Guidelines for companies and employers
The European Union Agency for Cybersecurity (ENISA) has provided useful advice to companies and employers on how to manage more successfully the transition to telework as a result of COVID-19.
- Provide continuous feedback and guidance to staff on how to deal with the most common issues
- Use remote access solutions that offer at least authentication and secure working sessions with encryption.
- Offer training to understand the importance of basic online security, including strong passwords and two-factor authentication.
- Learn how to make web apps and virtual solutions for videoconferencing more secure by changing their settings and installing privacy tools and add-ons.
The increase of people who are working from home is expected to continue for the foreseeable future, most probably even after the coronavirus crisis. Therefore, investing in the infrastructure and expertise that allows people to work remotely will prepare businesses to grasp the opportunities that lie ahead.
Tips for employees
ENISA has also issued a separate set of recommendations for employees who are currently working from home.
This move from office to home can present both technical and personal difficulties to individuals, especially as the usual boundaries between the workplace and private life start to break down.

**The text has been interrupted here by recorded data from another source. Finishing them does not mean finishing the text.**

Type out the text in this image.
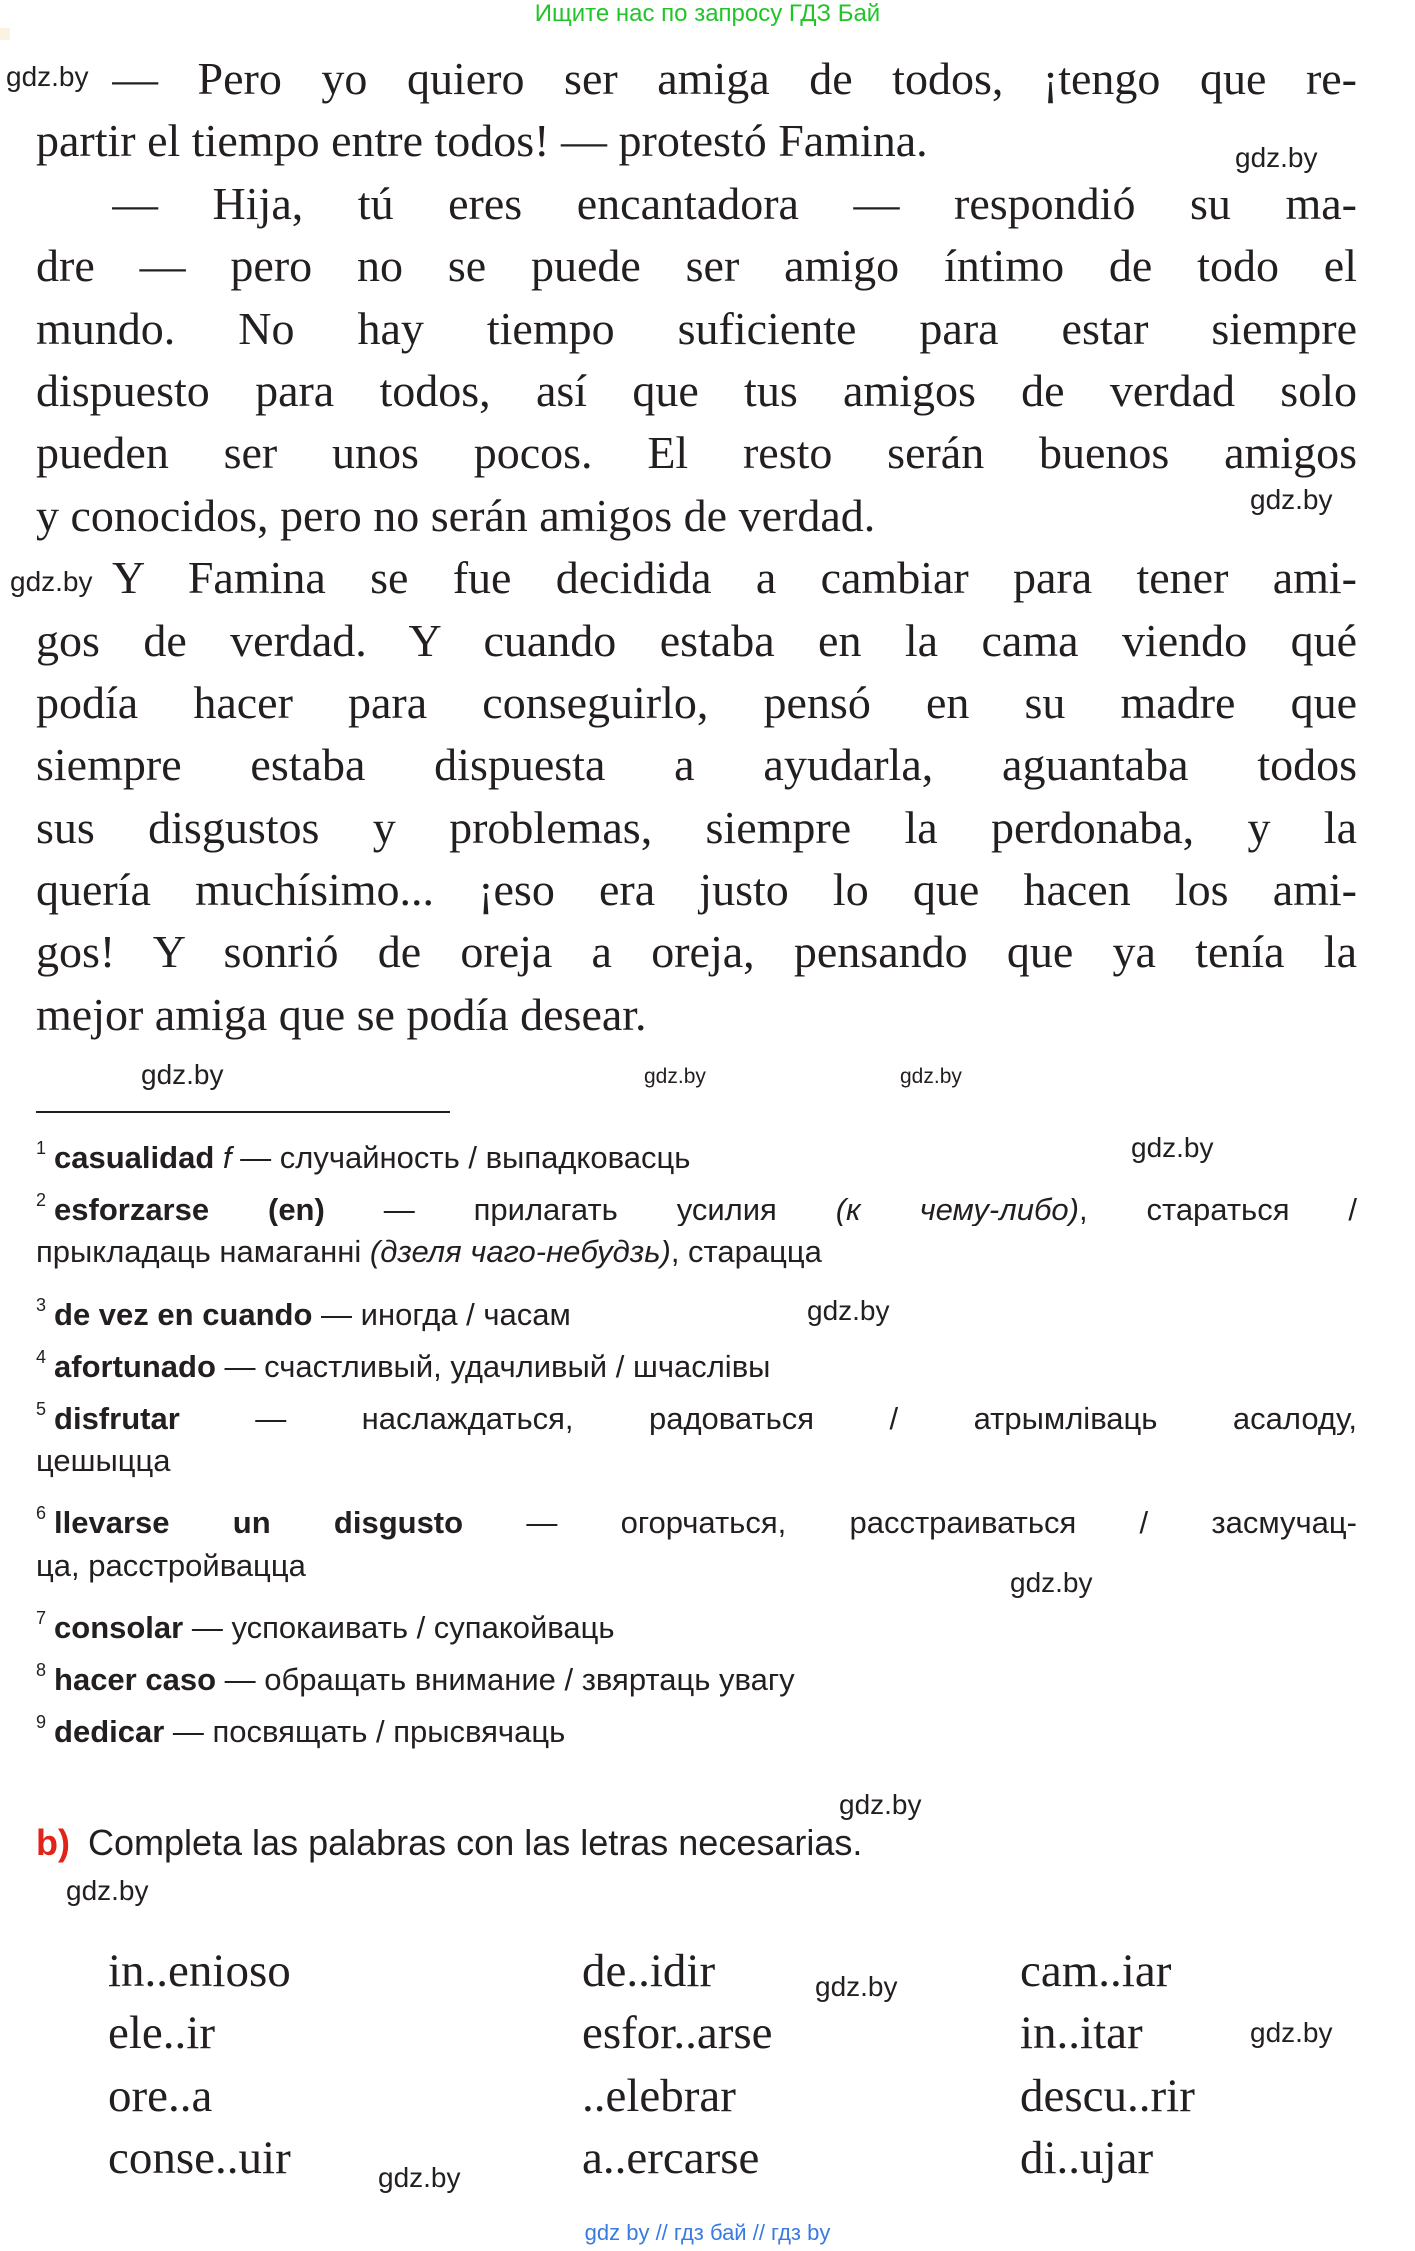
Ищите нас по запросу ГДЗ Бай
— Pero yo quiero ser amiga de todos, ¡tengo que re-
partir el tiempo entre todos! — protestó Famina.
— Hija, tú eres encantadora — respondió su ma-
dre — pero no se puede ser amigo íntimo de todo el
mundo. No hay tiempo suficiente para estar siempre
dispuesto para todos, así que tus amigos de verdad solo
pueden ser unos pocos. El resto serán buenos amigos
y conocidos, pero no serán amigos de verdad.
Y Famina se fue decidida a cambiar para tener ami-
gos de verdad. Y cuando estaba en la cama viendo qué
podía hacer para conseguirlo, pensó en su madre que
siempre estaba dispuesta a ayudarla, aguantaba todos
sus disgustos y problemas, siempre la perdonaba, y la
quería muchísimo... ¡eso era justo lo que hacen los ami-
gos! Y sonrió de oreja a oreja, pensando que ya tenía la
mejor amiga que se podía desear.
$^1$ casualidad f — случайность / выпадковасць
$^2$ esforzarse (en) — прилагать усилия (к чему-либо), стараться /
прыкладаць намаганні (дзеля чаго-небудзь), старацца
$^3$ de vez en cuando — иногда / часам
$^4$ afortunado — счастливый, удачливый / шчаслівы
$^5$ disfrutar — наслаждаться, радоваться / атрымліваць асалоду,
цешыцца
$^6$ llevarse un disgusto — огорчаться, расстраиваться / засмучац-
ца, расстройвацца
$^7$ consolar — успокаивать / супакойваць
$^8$ hacer caso — обращать внимание / звяртаць увагу
$^9$ dedicar — посвящать / прысвячаць
b) Completa las palabras con las letras necesarias.
in..enioso	de..idir	cam..iar
ele..ir	esfor..arse	in..itar
ore..a	..elebrar	descu..rir
conse..uir	a..ercarse	di..ujar
gdz.by
gdz.by
gdz.by
gdz.by
gdz.by
gdz.by
gdz.by
gdz.by
gdz.by
gdz.by
gdz.by
gdz.by
gdz.by
gdz.by
gdz.by
gdz by // гдз бай // гдз by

- Check that wireless connections are secure and where possible use of a virtual private network (VPN).
- Check that applications, particularly security software, are up-to-date. Browser extensions and privacy add-ons should also be frequently checked to ensure that the latest versions are installed.
- Check that people in your household cannot easily log into your accounts and see confidential work information, and avoid sharing devices or leaving them in places where others can use them.
Besides the technical considerations mentioned above, two other important factors that influence the risk of a cyberattack are the level of trust and responsibility shown by people in their new circumstances. It is essential to keep communication lines open at a time when people feel more isolated and distant from each other.
ISO certification and business information security
STEP helps companies to be in line with the ISO / IEC 27001:2013 standard concerning information security, and possibly go for certification.
During the consultancy or implementation phase, we help customers to “preserve the confidentiality, integrity and availability of information by applying a risk management process that gives confidence to interested parties that risks are adequately managed”.
We see which risks are applicable to a company, give them a rating, see whether these are acceptable or not, and if not, we see which controls need to be implemented. Further to that, we make sure that the control (such as the implementation of a particular policy) has been performed.
Teleworking is only one of many areas relating to business information security. During the process leading up to ISO 27001, we discuss and consider these areas too:
- Software use
- Information transfer within the team and among clients/suppliers
- IT equipment use and disposal
- Systems access
- Wi-Fi Access
- Remote working
- Incident Management, e.g. loss of a mobile phone, or an information breach
Preparing for what lies ahead
In these uncertain times, it is more important than ever for companies to put in place a recovery plan which details their response should they be targeted by a cyberattack arising from a work-from-home situation.
As companies adapt to this new reality, the guidelines and recommendations issued by authoritative bodies like NIST in the US and ENISA in Europe can be ideal starting points to help them implement and spread better data practices among employees.
Finally, exercising caution and maintaining good hygiene can help us stay safe both in the real and the virtual world.
Common-sense initiatives such as never sharing sensitive information online, verifying sources, using encrypted services and VPN, and installing the latest security updates for web apps used for online work can go a long way to ensuring a secure and successful teleworking experience.